Les propos du Lord Chief Justice (chef du pouvoir judiciaire) d'Angleterre et du Pays de Galles, John Thomas, ont été prononcés le 28 septembre dernier, lors d'un cours sur la justice (Rechtspraaklezing) qu'il dispensait à Utrecht.
Aux USA, le président parle de "soit-disant juges" et en Pologne, l'indépendance du judiciaire a été nettement diminuée. "Auriez-vous pensé qu'en Angleterre et au Pays de Galles, les juges soient qualifiés d'ennemis du peuple, et que l'Exécutif ne parvienne pas à le défendre?", a demandé Lord Thomas aux participants de la journée de la Justice, à TivoliVredenburg.
Un tel traitement avait été réservé aux juges les plus haut placé.es d'Angleterre et du Pays de Galles, l'an passé. La Haute Cour de justice avait décidé que le Brexit ne pouvait se poursuivre qu'avec la permission du Parlement. En réaction, le Daily Mail avait qualifié les juges ayant pris cette décision comme des "ennemis du peuple" (une phrase très appréciée de Robespierre, Lenin et d'autres dictateurs", remarque le Lord Chief Justice Lord Thomas.
Défendre le judiciaire
Selon le juge, les différents pouvoirs de l'État devraient s'entre-aider lorsque l'un d'entre eux est accusé à tort sans pouvoir se défendre. Ce dernier n'avait en effet pas pu se défendre lui-même lorsque la justice avait été attaquée vis-à-vis du jugement rendu sur le Brexit, car le gouvernement avait fait appel de cette décision.

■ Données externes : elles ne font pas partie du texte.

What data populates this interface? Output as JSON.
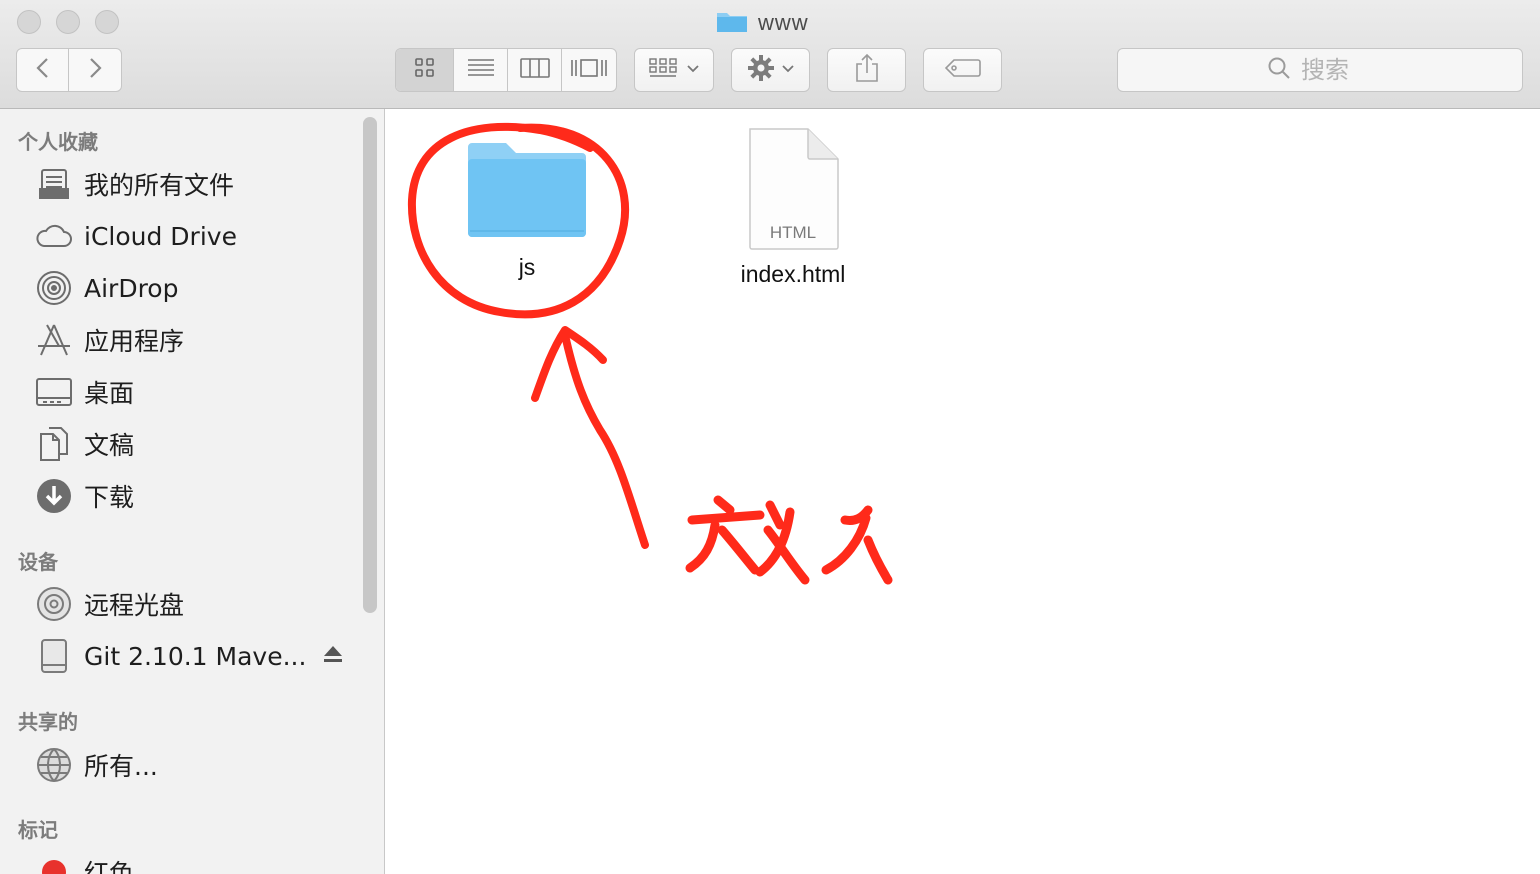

"Cependant, le manquement de l'Exécutif ne pouvait pas être exempt de critiques. J'avais dit au judiciaire, que, lorsque l'affaire serait close et que le moment voulu, je parlerais de l'avenir. Je l'ai fait sans équivoque à l'heure de donner des preuves à notre Parlement et d'expliquer en quoi le fait que le pouvoir exécutif, à travers le Ministère, n'ait pas défendu le judiciaire, était très préjudiciable."

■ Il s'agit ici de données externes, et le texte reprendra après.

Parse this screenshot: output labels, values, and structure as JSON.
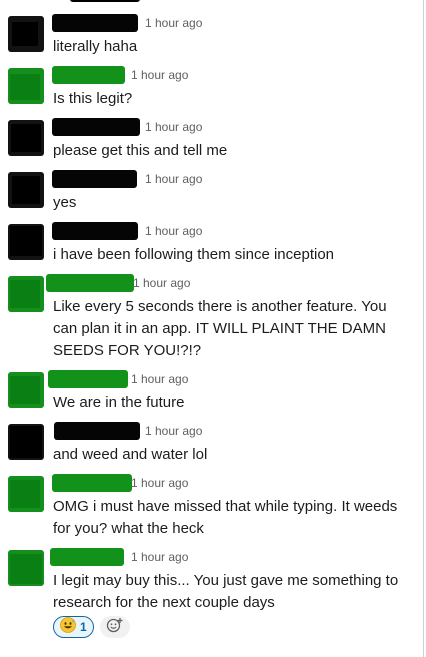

Accompagner la révolution numérique
Il est temps pour le système judiciaire de prendre les mesures nécessaires en vue de s'auto-défendre des attaques visant l'état de droit, explique Lord Thomas. Tout d'abord, le judiciaire devrait montrer la voie :
"Sur le court terme, cela ne ne sera sans doute pas apprécié par les juges. Cependant, sans véritable commandement en vue d'apporter des changements radicaux, le judiciaire risque actuellement d'être entravé et marginalisé."
Les changements "radicaux" doivent venir de la révolution numérique. Le leadership du judiciaire commettrait une grave erreur si elle empêchait la numérisation de l'administration de la justice, estime le Lord Chief Justice, et aussi parce que, "ceux qui souhaitent entraver la justice ont toujours trouvé entendeurs du côté de ceux qui ont des raisons de penser que la justice est lente, onéreuse et inefficace".

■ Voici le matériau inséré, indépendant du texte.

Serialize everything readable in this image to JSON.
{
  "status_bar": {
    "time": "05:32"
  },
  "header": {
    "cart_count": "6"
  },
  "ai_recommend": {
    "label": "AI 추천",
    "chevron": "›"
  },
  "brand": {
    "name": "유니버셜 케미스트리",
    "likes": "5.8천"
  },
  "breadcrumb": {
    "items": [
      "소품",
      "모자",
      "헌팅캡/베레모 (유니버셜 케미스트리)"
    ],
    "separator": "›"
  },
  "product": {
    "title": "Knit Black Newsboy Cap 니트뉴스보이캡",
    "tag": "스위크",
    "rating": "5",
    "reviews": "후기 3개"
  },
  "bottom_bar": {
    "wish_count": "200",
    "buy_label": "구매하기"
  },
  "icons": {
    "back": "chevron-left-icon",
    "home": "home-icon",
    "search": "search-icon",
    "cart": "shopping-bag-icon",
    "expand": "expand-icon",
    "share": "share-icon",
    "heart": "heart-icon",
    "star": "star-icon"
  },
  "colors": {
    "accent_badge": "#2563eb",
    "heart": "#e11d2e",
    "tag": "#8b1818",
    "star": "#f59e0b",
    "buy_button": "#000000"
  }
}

Donner des explications de manière accessible
Dans la lutte contre l'érosion de l'État de droit, les juges doivent fournir de bonnes explications, dans un langage clair, facilement compréhensible. Ils devraient également expliqué en quoi la justice est importante. "Les juges doivent être actifs dans l'éducation des jeunes et leur sensibilisation à l'importance de la justice [...] Les juges doivent avoir une stratégie médiatique dynamique et intéresser les jeunes à travers les médias (la justice néerlandaise a montré la voie."
Respecter les principes
En conclusion de son cours, Lord Thomas a expliqué que les juges devaient toujours êtres prêt.es à respecter strictement les principes et à lutter pour défendre leur indépendance et les libertés sur lesquelles étaient fondées nos démocraties.
"Cela ne sera jamais facile à faire, mais ce n'est sans doute pas pour avoir une vie facile que nous sommes devenu.es juges". Le prix à payer est peut-être lourd, mais le courage, l'indépendance et la cohésion permettront d'assurer, en fin de compte, que les juges remplissent leur devoir qui consiste à faire respecter l'état de droit, aussi difficile et désagréable que cela puisse paraître.